First, some links to cool stuff Allison has done:
- her awesome website with a billion cool links
- Her !!Con talk lossy text compression, for some reason?!?! (which is basically about using JPEG compression to compress text, with weird and wonderful results. It’s 10 minutes, watch it, really)
- The Ephemerides is a lovely Twitter bot that posts computer-generated poems and pictures from space
- everyword tweeted every word in the English language
- awesome transcript of “Exploring (Semantic) Space With (Literal) Robots”, a talk by her about computer-generated poetry.
- A game called rewordable that I want to buy
And now the tutorials! To start, there’s this a basic intro to working with CSV files in Python (which is extremely useful, but I know that.
Here are the links to the 4 tutorials I was really excited about if you just want the links and don’t care what I have to say about them :)
First! Suppose you want to generate random text, like “I’m a banana, not a cucumber”. You could do this by writing like
"I'm a %s, not a %s" % ("banana", "cucumber"), but you’ll run into problems fast because it’s “I’m an apple”, not “I’m a apple”.
It turns out that there’s a cool library called Tracery to help you with text generation. Allison has 2 cool tutorials about Tracery:
Parsing text with spaCy
The next tutorial is NLP concepts with spaCy. Basically you can take a sentence or paragraph and parse it to figure out what it means! Some example of stuff she explains how to figure out:
Where the sentences are Whether a word is a verb or a noun or what Identify more complicated grammar constructs like the “prepositional phrases” (‘with reason and conscience’, ‘towards one another’)
She linked to some examples of how to use spacy. I ran the “what they’re doing” example on Pride and Prejudice and it wrote out:
Hurst is returning
Bingley is blaming
Collins is coming
Darcy is viewing
Bingley is providing
Wickham is caring
Darcy is viewing
Lady is remaining
Hill is coming
So it seems to have done a good job of identifying the characters in Pride and Prejudice! Neat!
Previously the NLP library I’d heard about was NLTK, and she has this very useful note in the tutorial:
(Traditionally, most NLP work in Python was done with a library called NLTK. NLTK is a fantastic library, but it’s also a writhing behemoth: large and slippery and difficult to understand.

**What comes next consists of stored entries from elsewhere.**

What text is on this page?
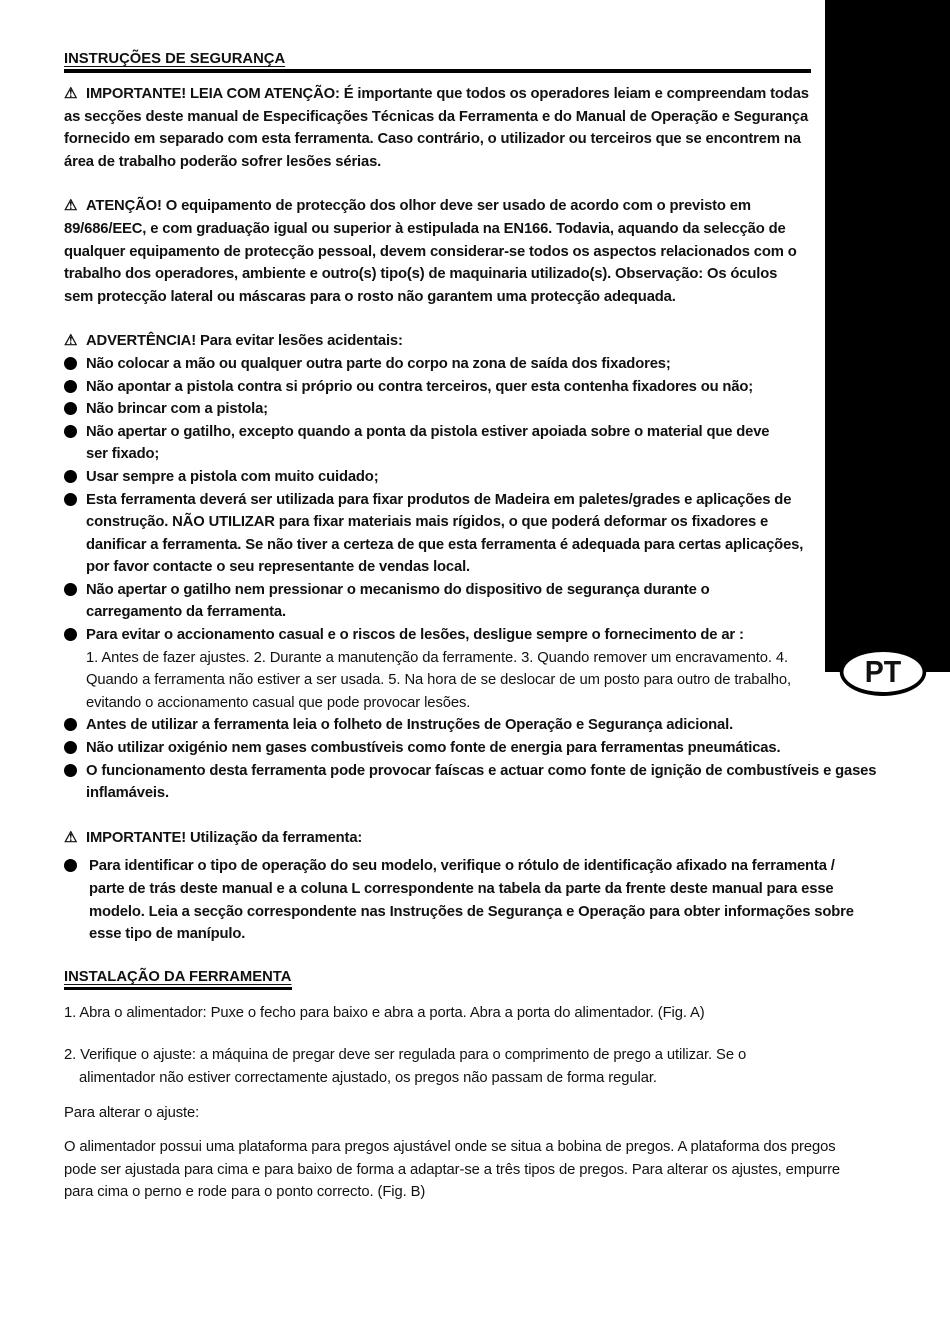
PT
INSTRUÇÕES DE SEGURANÇA

⚠ IMPORTANTE! LEIA COM ATENÇÃO: É importante que todos os operadores leiam e compreendam todas as secções deste manual de Especificações Técnicas da Ferramenta e do Manual de Operação e Segurança fornecido em separado com esta ferramenta. Caso contrário, o utilizador ou terceiros que se encontrem na área de trabalho poderão sofrer lesões sérias.

⚠ ATENÇÃO! O equipamento de protecção dos olhor deve ser usado de acordo com o previsto em 89/686/EEC, e com graduação igual ou superior à estipulada na EN166. Todavia, aquando da selecção de qualquer equipamento de protecção pessoal, devem considerar-se todos os aspectos relacionados com o trabalho dos operadores, ambiente e outro(s) tipo(s) de maquinaria utilizado(s). Observação: Os óculos sem protecção lateral ou máscaras para o rosto não garantem uma protecção adequada.

⚠ ADVERTÊNCIA! Para evitar lesões acidentais:

Não colocar a mão ou qualquer outra parte do corpo na zona de saída dos fixadores;
Não apontar a pistola contra si próprio ou contra terceiros, quer esta contenha fixadores ou não;
Não brincar com a pistola;
Não apertar o gatilho, excepto quando a ponta da pistola estiver apoiada sobre o material que deve ser fixado;
Usar sempre a pistola com muito cuidado;
Esta ferramenta deverá ser utilizada para fixar produtos de Madeira em paletes/grades e aplicações de construção. NÃO UTILIZAR para fixar materiais mais rígidos, o que poderá deformar os fixadores e danificar a ferramenta. Se não tiver a certeza de que esta ferramenta é adequada para certas aplicações, por favor contacte o seu representante de vendas local.
Não apertar o gatilho nem pressionar o mecanismo do dispositivo de segurança durante o carregamento da ferramenta.
Para evitar o accionamento casual e o riscos de lesões, desligue sempre o fornecimento de ar :
1. Antes de fazer ajustes. 2. Durante a manutenção da ferramente. 3. Quando remover um encravamento. 4. Quando a ferramenta não estiver a ser usada. 5. Na hora de se deslocar de um posto para outro de trabalho, evitando o accionamento casual que pode provocar lesões.
Antes de utilizar a ferramenta leia o folheto de Instruções de Operação e Segurança adicional.
Não utilizar oxigénio nem gases combustíveis como fonte de energia para ferramentas pneumáticas.
O funcionamento desta ferramenta pode provocar faíscas e actuar como fonte de ignição de combustíveis e gases inflamáveis.

⚠ IMPORTANTE! Utilização da ferramenta:

Para identificar o tipo de operação do seu modelo, verifique o rótulo de identificação afixado na ferramenta / parte de trás deste manual e a coluna L correspondente na tabela da parte da frente deste manual para esse modelo. Leia a secção correspondente nas Instruções de Segurança e Operação para obter informações sobre esse tipo de manípulo.
INSTALAÇÃO DA FERRAMENTA

1. Abra o alimentador: Puxe o fecho para baixo e abra a porta. Abra a porta do alimentador. (Fig. A)

2. Verifique o ajuste: a máquina de pregar deve ser regulada para o comprimento de prego a utilizar. Se o
alimentador não estiver correctamente ajustado, os pregos não passam de forma regular.

Para alterar o ajuste:

O alimentador possui uma plataforma para pregos ajustável onde se situa a bobina de pregos. A plataforma dos pregos pode ser ajustada para cima e para baixo de forma a adaptar-se a três tipos de pregos. Para alterar os ajustes, empurre para cima o perno e rode para o ponto correcto. (Fig. B)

Also, much of the code in NLTK is decades out of date with contemporary practices in NLP.)
Understanding word vectors
Ok, the next tutorial is Understanding word vectors
The cool thing I learned from this is that you can programmatically “average” words like ‘day’ and ‘night’ to end up with ‘evening’! You can also figure out which animals are similar and all kinds of really cool stuff. I didn’t know that you could do this, if you want to know more you should read the excellent tutorial.
Fun building blocks for doing text experiments!
I think these 3 things (tracery for generating sentences, spacy for parsing text, and spacy (again) for seeing which words are similar to each other) seem like a super awesome way to get started with playing with text!